Comment on "Electronic structure and orbital ordering of SrRu$_{1-x}$Ti$_x$O$_3$: GGA+U investigations"

TL;DR

This paper critiques a previous study on SrRu$_{1-x}$Ti$_x$O$_3$, arguing that the metal-insulator transition is driven by bandwidth changes and disorder, not Coulomb repulsion, emphasizing the importance of bulk spectra in analysis.

Contribution

It highlights the discrepancy between surface-sensitive calculations and bulk experimental spectra, emphasizing the role of bandwidth and disorder over Coulomb interactions in the MIT.

Findings

Bulk spectra show finite density of states at the Fermi level for x ≥ 0.5.

Metal-insulator transition is primarily driven by bandwidth W.
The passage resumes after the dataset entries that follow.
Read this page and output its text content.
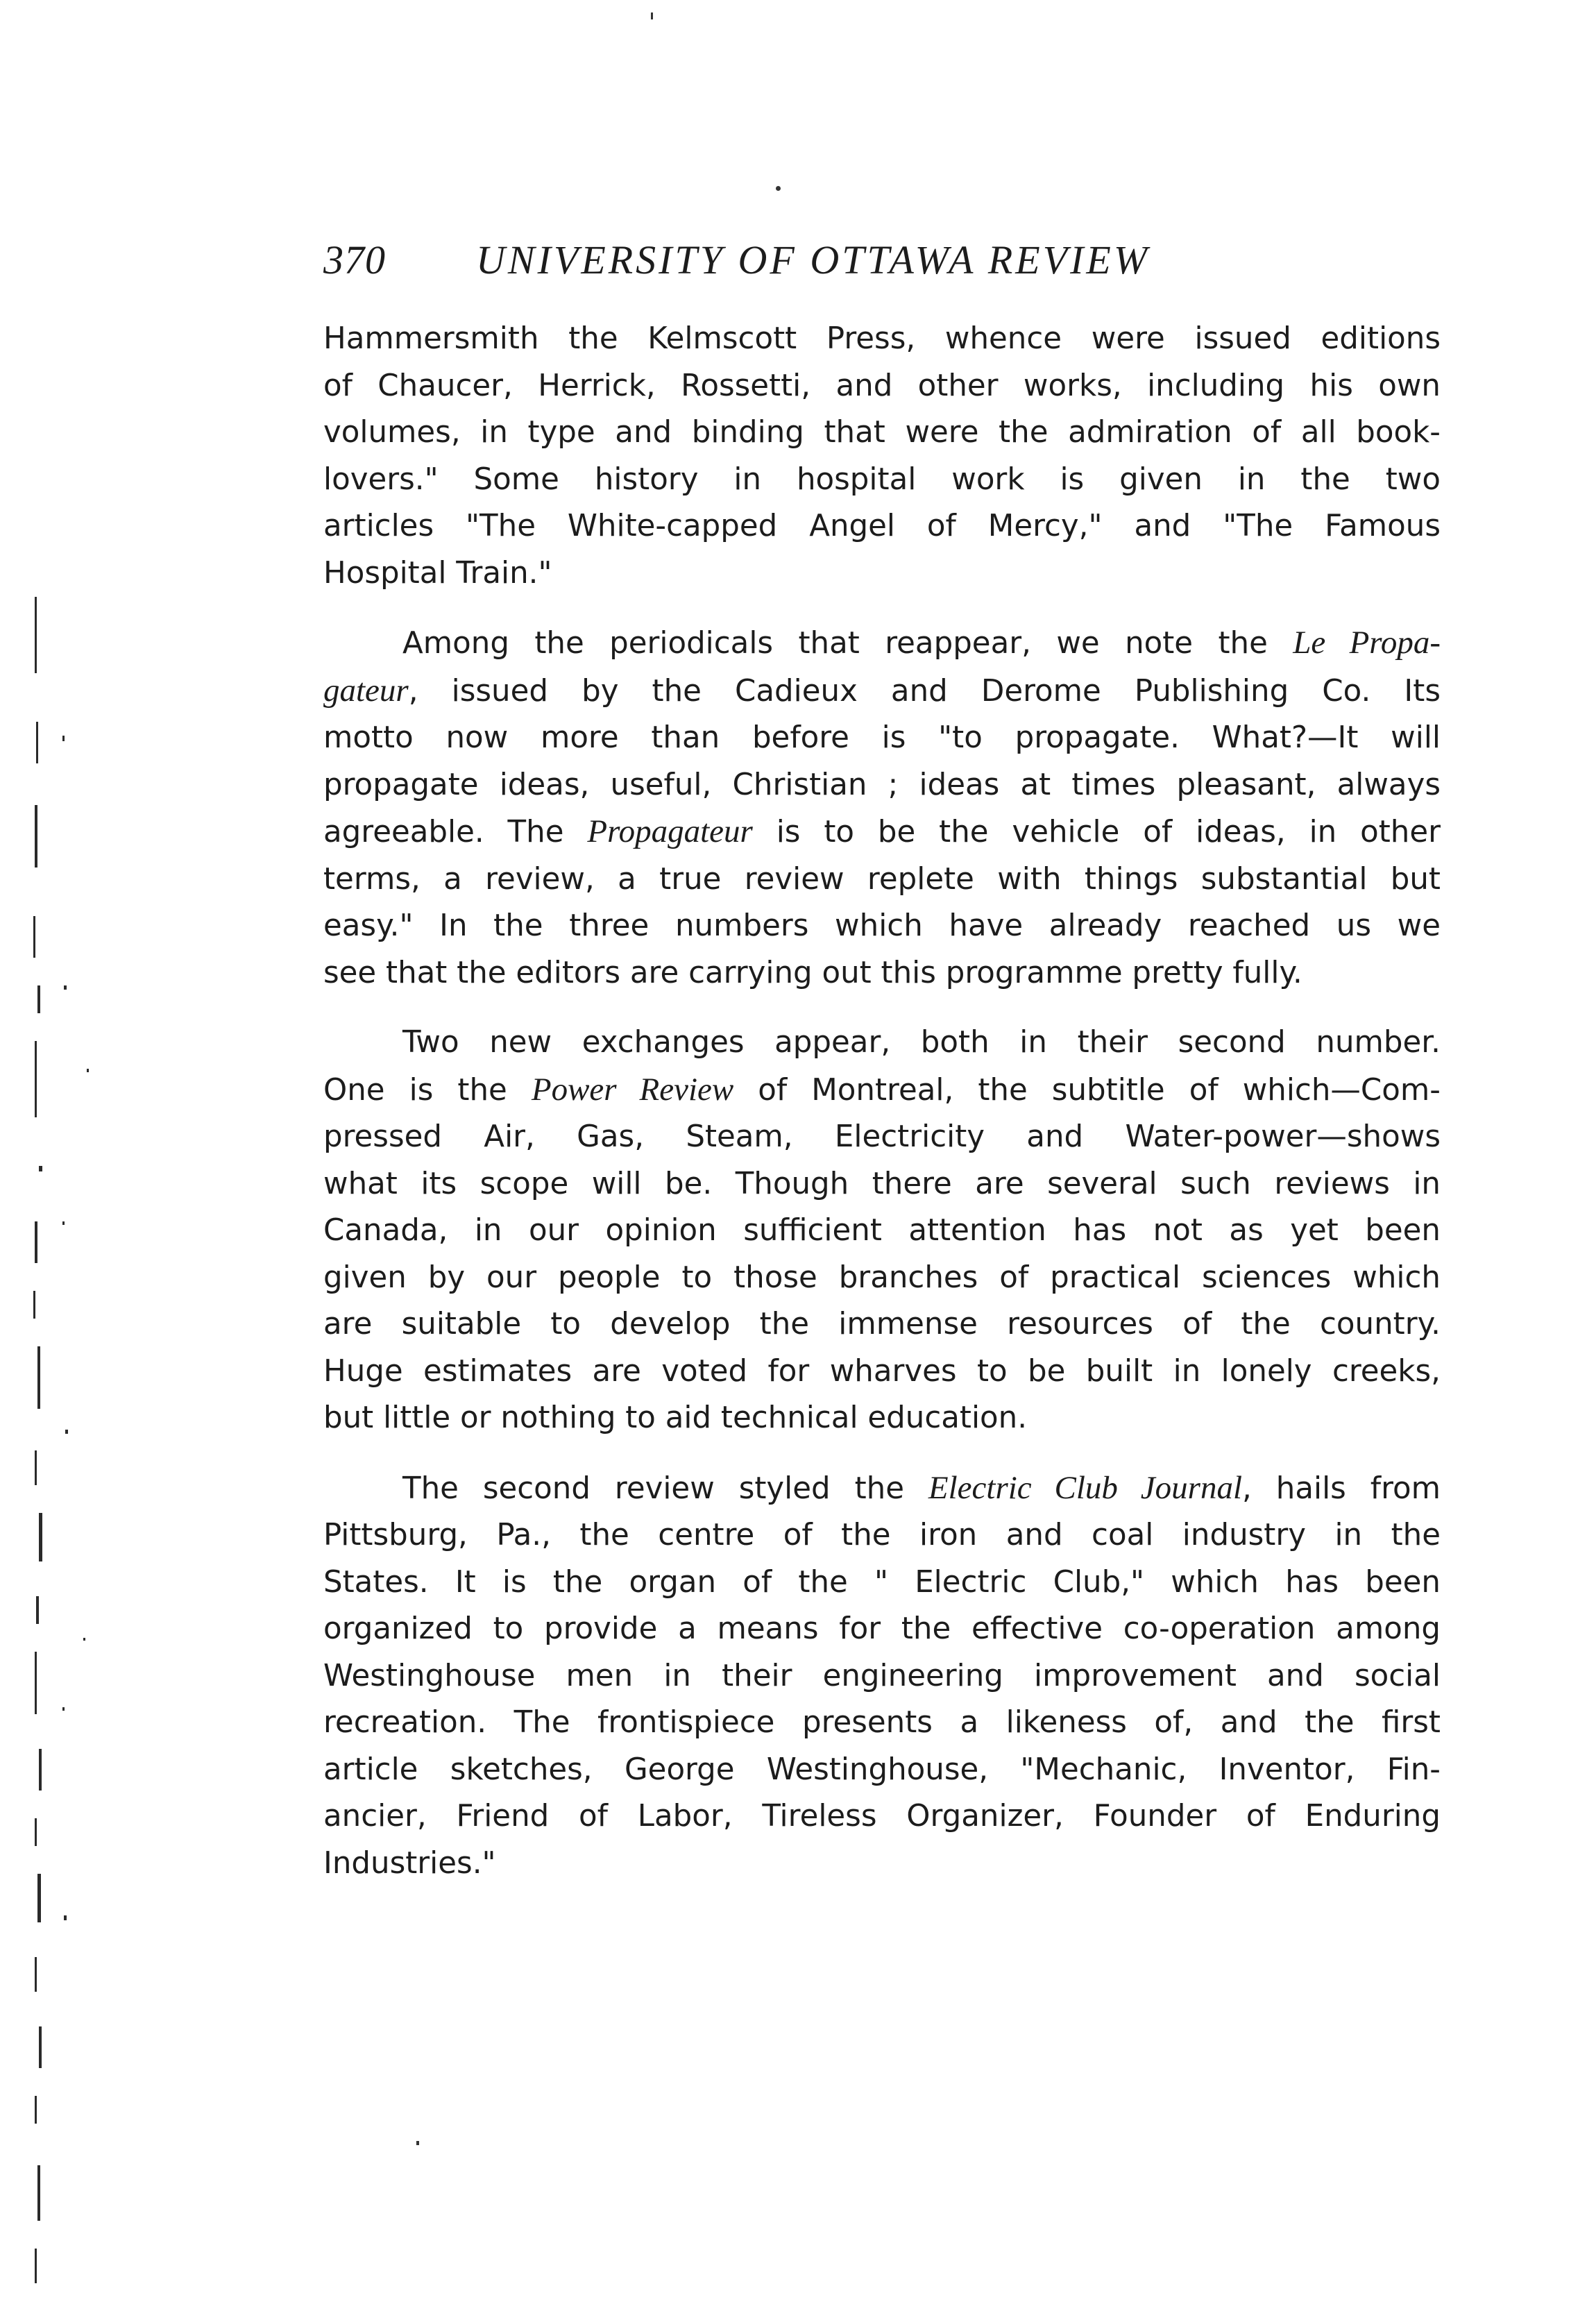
370 UNIVERSITY OF OTTAWA REVIEW

Hammersmith the Kelmscott Press, whence were issued editions
of Chaucer, Herrick, Rossetti, and other works, including his own
volumes, in type and binding that were the admiration of all book-
lovers." Some history in hospital work is given in the two
articles "The White-capped Angel of Mercy," and "The Famous
Hospital Train."

Among the periodicals that reappear, we note the Le Propa-
gateur, issued by the Cadieux and Derome Publishing Co. Its
motto now more than before is "to propagate. What?—It will
propagate ideas, useful, Christian ; ideas at times pleasant, always
agreeable. The Propagateur is to be the vehicle of ideas, in other
terms, a review, a true review replete with things substantial but
easy." In the three numbers which have already reached us we
see that the editors are carrying out this programme pretty fully.

Two new exchanges appear, both in their second number.
One is the Power Review of Montreal, the subtitle of which—Com-
pressed Air, Gas, Steam, Electricity and Water-power—shows
what its scope will be. Though there are several such reviews in
Canada, in our opinion sufficient attention has not as yet been
given by our people to those branches of practical sciences which
are suitable to develop the immense resources of the country.
Huge estimates are voted for wharves to be built in lonely creeks,
but little or nothing to aid technical education.

The second review styled the Electric Club Journal, hails from
Pittsburg, Pa., the centre of the iron and coal industry in the
States. It is the organ of the " Electric Club," which has been
organized to provide a means for the effective co-operation among
Westinghouse men in their engineering improvement and social
recreation. The frontispiece presents a likeness of, and the first
article sketches, George Westinghouse, "Mechanic, Inventor, Fin-
ancier, Friend of Labor, Tireless Organizer, Founder of Enduring
Industries."
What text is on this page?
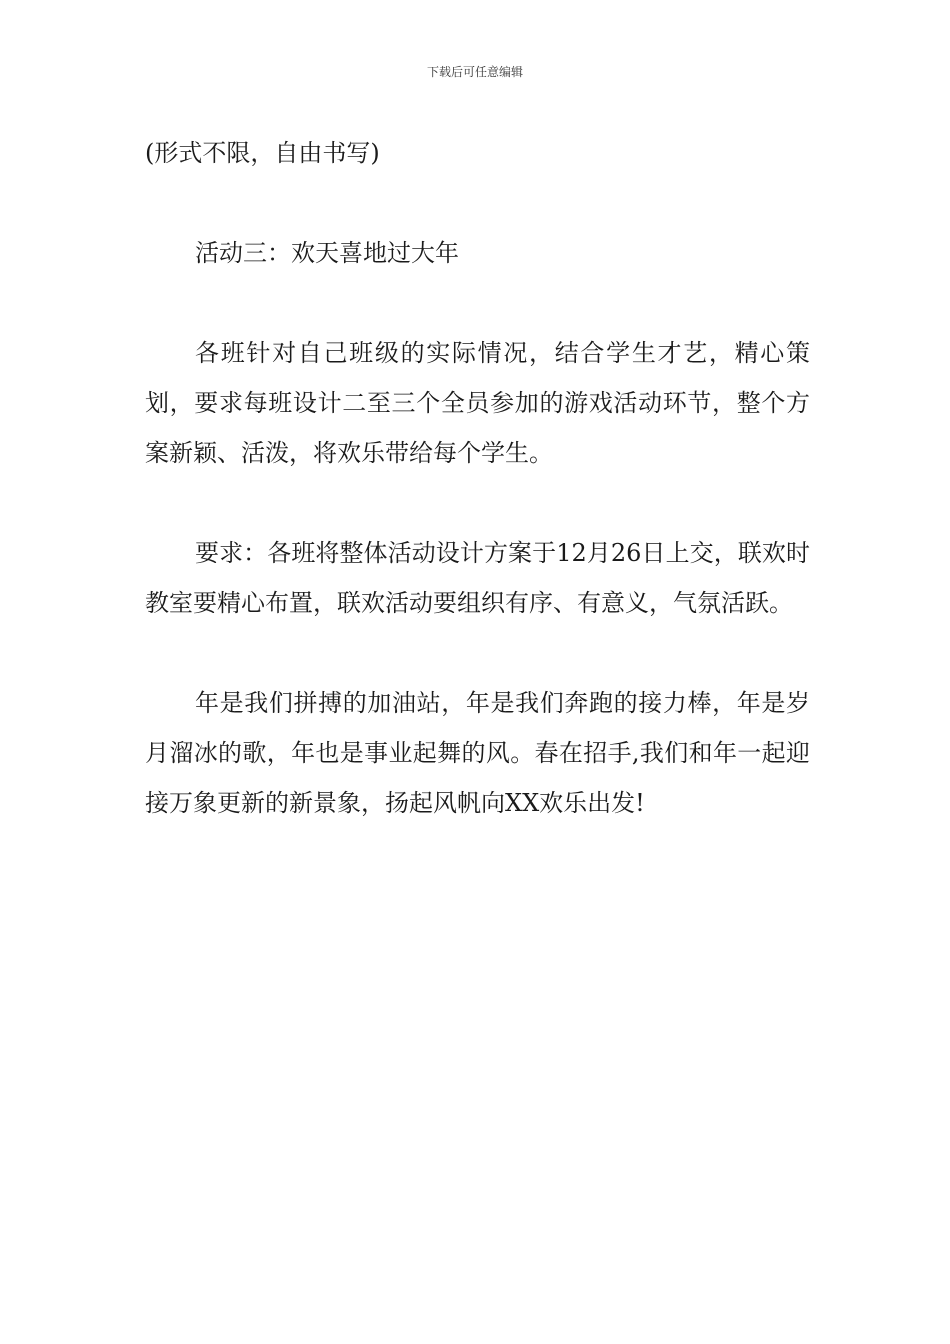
下载后可任意编辑

(形式不限，自由书写)

活动三：欢天喜地过大年

各班针对自己班级的实际情况，结合学生才艺，精心策划，要求每班设计二至三个全员参加的游戏活动环节，整个方案新颖、活泼，将欢乐带给每个学生。

要求：各班将整体活动设计方案于12月26日上交，联欢时教室要精心布置，联欢活动要组织有序、有意义，气氛活跃。

年是我们拼搏的加油站，年是我们奔跑的接力棒，年是岁月溜冰的歌，年也是事业起舞的风。春在招手,我们和年一起迎接万象更新的新景象，扬起风帆向XX欢乐出发!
Disorder plays a dominant role in the transition.

Abstract

In the paper, PRB {\bf 77}, 085118 (2008), the authors conclude that the observation of Ti-doping induced half-metallicity in SrRu$_{1-x}$TI$_x$O$_3$ within the limit of local density approximations is not valid as the experimental results indicate insulating behavior. It was described that the metal-insulator transition (MIT) at x = 0.5 observed in this system appears due to the enhancement of on-site Coulomb repulsion strength, U with Ti substitutions, x. The MIT primarily depends on U and partially on x and/or disorder. All these conclusions are in sharp contrast to the experimental observations, which predicted Anderson insulating phase at x = 0.5 (finite localized density of states at the Fermi level). The hard gap due to electron correlation appears at much higher x (~ 0.8). In addition, it is well established that homovalent substitution has negligible influence on on-site $U$ (a local variable). These inconsistencies appear due to the fact that the calculated results representing the bulk electronic structure are compared with the experimental results dominated by surface contributions. The experimental bulk spectra, already available in the literature exhibit finite density of states at the Fermi level even for x >= 0.5 sample, which suggests that the conclusion of half metallic phase in an earlier study is reasonable. Thus, the insulator to metal transition in these systems is driven by bandwidth, W rather than U and disorder plays dominant role in the metal-insulator transition. One needs to consider the bulk spectra to reproduce numerically the bulk electronic structure.